29 Mart 2012 Perşembe

BEN GELDİİİM!!!

Merhaba!!!
Evet evet nihayet, şükür kavuşturana, hepinizi ne kadar çok özledim, tahmin edemezsiniz cidden :) Ama ben de bir o kadar yoğun bir bir buçuk hafta geçirdim, kısa kısa özetliyorum :)

*** Öncelikle, sınavlara girdim, sınavlardan çıktım, ve bir şey farkettim ki bu dönem gerektiği kadar hazırlanmamışım, ve çok zorlandım vizelerde, final dönemine gelmeden haftalık hiçbir dersimi aksatmadan çalışacağım söz :)

*** Anneciğim ve babaanneciğim Umre'den döndüler, öyle mutlu oldum ki, Allah isteyen dileyen herkese oraları görmeyi nasip eder inşallah :)

*** Görümcem bebeğini dünyaya getirdi, şirin şey, öyle tatlı ki :)

Belli başlı önemli olaylarımız bunlardan ibaret.

Hiç kitap okuyamadım, kendime çok üzüldüm :( Sınav zamanı ders dışında herşey insana çok güzel görünür ya, ev temizliği bile bana çok çekici gelmişti. Nitekim annem umreden dönmeden önceki cumartesi evi dip köşe temizledim, ve ertesi günü yataktan kalkamadım resmen. Meğer temizlik ne zor şeymiş, evdekilere neredeyse önlük bağlayacaktım yerlere ekmek dökmesinler diye, terliklerin altını kaç kere paspaslara sildirdim hatırlamıyorum. Kendimde bir Süheyla'nım takıntısı gördüm, hahaha :)))

Bu arada hikayem için yazdığınız güzel yorumların hepsine çok ama çok teşekkür ederim, hepsini ayrı ayrı değerli buluyorum tebriklerinizin de eleştirilerinizin de :) Bir sürü fikir var aklımda, kendimi biraz Maya'layayım da, ikinci öyküyü en kısa zamanda yazmak istiyorum a dostlar :)

Hahah, sınav sonrası planlarımın birini gerçekleştirmeye başlıyorum inşallah, hani şu renkli kırlent vardı ya, ben onu renkli battaniyeye modifiye ettim, inşallah evimin kitaplığının olduğu odasına rengarenk bir battaniye yapacağım :) Bakın bunun gibi mesela (resim alıntıdır)


Hihihi :)

Aaa, bugün işbaşı yaptım ben hem, merhaba kürkçü dükkanı :)
Şimdi de sizin bloglarınıza misafirliğe geliyorum :)

Ve tekrar söylüyorum hepinizi cidden çok özledim :)
Peki siz beni özlediniz mi? :)))

Sevgiler kocaman :)

18 Mart 2012 Pazar

ooof of! :)

merhaba! :)

Arkadaşlar bu postu size cep telefonundan ve okulun kütüphanesinden
yazıyorum.

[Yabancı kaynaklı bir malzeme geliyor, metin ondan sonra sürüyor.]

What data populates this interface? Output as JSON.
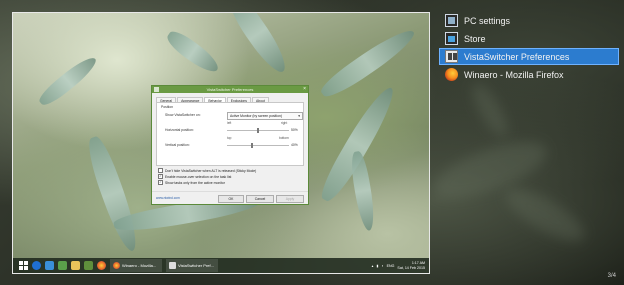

Sınav dönemim başladı :(

Bu zaman zarfında elimden geldiğince sizleri takip etmeye çalışacağım
ve yine vakit bulursam o bekleyen güzel yorumlarinizi cevaplamaya da
çalışacağım. Simdiden affiniza sığınıyorum.

Beni unutmayın :( sizi seviyorum! :)

15 Mart 2012 Perşembe

İlk Öyküm: Süheyla'nım'ın Mutfağı

Merakla beklenen (!) ilk öyküm, sevabıyla günahıyla takdiri size bırakıyorum :)


Ankara'nın eski ve sakin muhitlerinden birinde bir apartman dairesi ve onun "bir hanımın asli görevi, ilk olarak aile bireylerinin midesini hoş tutmaktır" mantığıyla inşa edilmiş mutfağı. İşte Süheyla Hanım'ın günün asgari altı saatini geçirdiği biricik yer burasıydı. Annesi Sevim Hanım'ın mutfak işlerinden elini eteğini çekmesinden itibaren geçen sekiz yıllık süre zarfında da Süheyla'nım, mutfağa kendisinden başka kimsenin girmesine izin vermemişti. Çünkü düşüncesine göre, bir evde mutfağı kim yönetiyorsa evin gizli reisi oydu ve anlaşılan bu Karargaha kendinden başkasının girmesine tahammülü yoktu.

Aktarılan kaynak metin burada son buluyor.